Since 2019, Colin has supplied more than 10,000 books from New York City to four South African school libraries and purchased the appropriate local language books in Zulu, Sepedi and Xitsonga. He partnered with BOB Books and local NYC schools and libraries for donations of early reader English books. Additionally, he’s partnered with Breadline Africa, to supply prefabricated library buildings, African Storybook and Limpopo Press, to print African language children’s books, and Room to Read Africa for literacy support at the schools.
The Pollination Project
Colin had heard about The Pollination Project through word of mouth and he decided to apply for a seed grant in order to buy books for the last two Libraries for Literacy projects.
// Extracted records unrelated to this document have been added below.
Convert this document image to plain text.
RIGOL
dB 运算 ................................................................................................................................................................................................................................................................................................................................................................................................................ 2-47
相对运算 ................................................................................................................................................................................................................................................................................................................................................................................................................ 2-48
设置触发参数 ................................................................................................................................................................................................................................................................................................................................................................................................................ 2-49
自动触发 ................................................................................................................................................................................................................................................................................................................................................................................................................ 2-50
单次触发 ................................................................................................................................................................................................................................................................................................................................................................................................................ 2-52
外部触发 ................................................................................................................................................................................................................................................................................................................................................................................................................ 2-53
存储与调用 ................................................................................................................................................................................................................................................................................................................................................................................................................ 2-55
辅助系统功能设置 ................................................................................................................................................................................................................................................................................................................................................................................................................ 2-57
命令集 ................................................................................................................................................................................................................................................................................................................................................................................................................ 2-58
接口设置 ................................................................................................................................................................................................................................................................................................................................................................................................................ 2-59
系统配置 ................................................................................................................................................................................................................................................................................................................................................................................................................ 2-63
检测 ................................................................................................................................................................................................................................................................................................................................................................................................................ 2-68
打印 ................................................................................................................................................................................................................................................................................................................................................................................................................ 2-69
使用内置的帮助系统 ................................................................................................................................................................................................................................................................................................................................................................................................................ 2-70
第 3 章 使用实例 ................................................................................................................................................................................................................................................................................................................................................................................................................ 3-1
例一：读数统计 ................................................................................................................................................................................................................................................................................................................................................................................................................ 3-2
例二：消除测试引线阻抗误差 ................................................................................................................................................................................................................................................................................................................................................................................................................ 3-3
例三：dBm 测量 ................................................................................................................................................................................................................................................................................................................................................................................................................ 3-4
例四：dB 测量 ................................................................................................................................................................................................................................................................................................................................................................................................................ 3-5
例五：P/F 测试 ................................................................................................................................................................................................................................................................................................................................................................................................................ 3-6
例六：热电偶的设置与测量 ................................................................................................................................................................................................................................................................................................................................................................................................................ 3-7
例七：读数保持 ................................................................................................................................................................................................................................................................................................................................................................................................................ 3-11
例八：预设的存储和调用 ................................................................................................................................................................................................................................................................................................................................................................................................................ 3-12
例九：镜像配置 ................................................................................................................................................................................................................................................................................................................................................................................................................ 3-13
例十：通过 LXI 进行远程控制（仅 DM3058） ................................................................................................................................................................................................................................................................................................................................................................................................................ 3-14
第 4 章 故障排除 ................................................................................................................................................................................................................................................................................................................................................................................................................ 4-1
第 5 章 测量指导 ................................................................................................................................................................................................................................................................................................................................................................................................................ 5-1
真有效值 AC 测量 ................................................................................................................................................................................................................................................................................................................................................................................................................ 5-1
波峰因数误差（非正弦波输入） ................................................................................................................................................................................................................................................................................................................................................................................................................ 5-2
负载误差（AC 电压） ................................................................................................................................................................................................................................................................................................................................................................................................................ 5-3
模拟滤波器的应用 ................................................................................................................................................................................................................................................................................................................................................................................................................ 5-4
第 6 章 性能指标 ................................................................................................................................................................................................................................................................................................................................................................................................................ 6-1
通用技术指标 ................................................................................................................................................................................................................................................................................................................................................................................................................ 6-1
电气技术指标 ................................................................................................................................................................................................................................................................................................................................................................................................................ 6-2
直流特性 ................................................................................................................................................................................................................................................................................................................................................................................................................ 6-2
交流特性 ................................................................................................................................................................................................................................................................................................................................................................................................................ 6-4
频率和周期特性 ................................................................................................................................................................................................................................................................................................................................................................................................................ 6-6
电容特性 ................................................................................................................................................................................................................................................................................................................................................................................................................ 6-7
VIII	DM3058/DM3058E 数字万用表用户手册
“When I found out I was going to receive the grant it was pure joy because the fund was very helpful for me,” remembers Colin. “I was able to buy around 300 Sepedi and Xitsonga books with the grant. I am really grateful with The Pollination Project, it really did make everything possible with the last two libraries.”
Colin recently attended a semester at the African Leadership Academy in Johannesburg, South Africa and he returned to the two most recent libraries in the provinces of Mpumalanga and Limpopo to help teach literacy. He also had a Zoom meeting with 2 classrooms of 5th grade students, one in the USA and one in South Africa, so the children could establish a global connection.
“I am most hopeful for a world where children at least have the chance to become literate and to be able to decide where their own life goes because if you are illiterate it’s really hard to do that, to script your own life,” explains Colin. “The most rewarding thing is seeing the joy in the kids’ faces as they learn to read. This work has brought a new perspective to me. I realized I was kind of in a secluded portion of the world and everyone should try to work to affect the world in a positive way. It has changed me in a way of not just seeing a problem and feeling bad about it but trying to do something to change it.”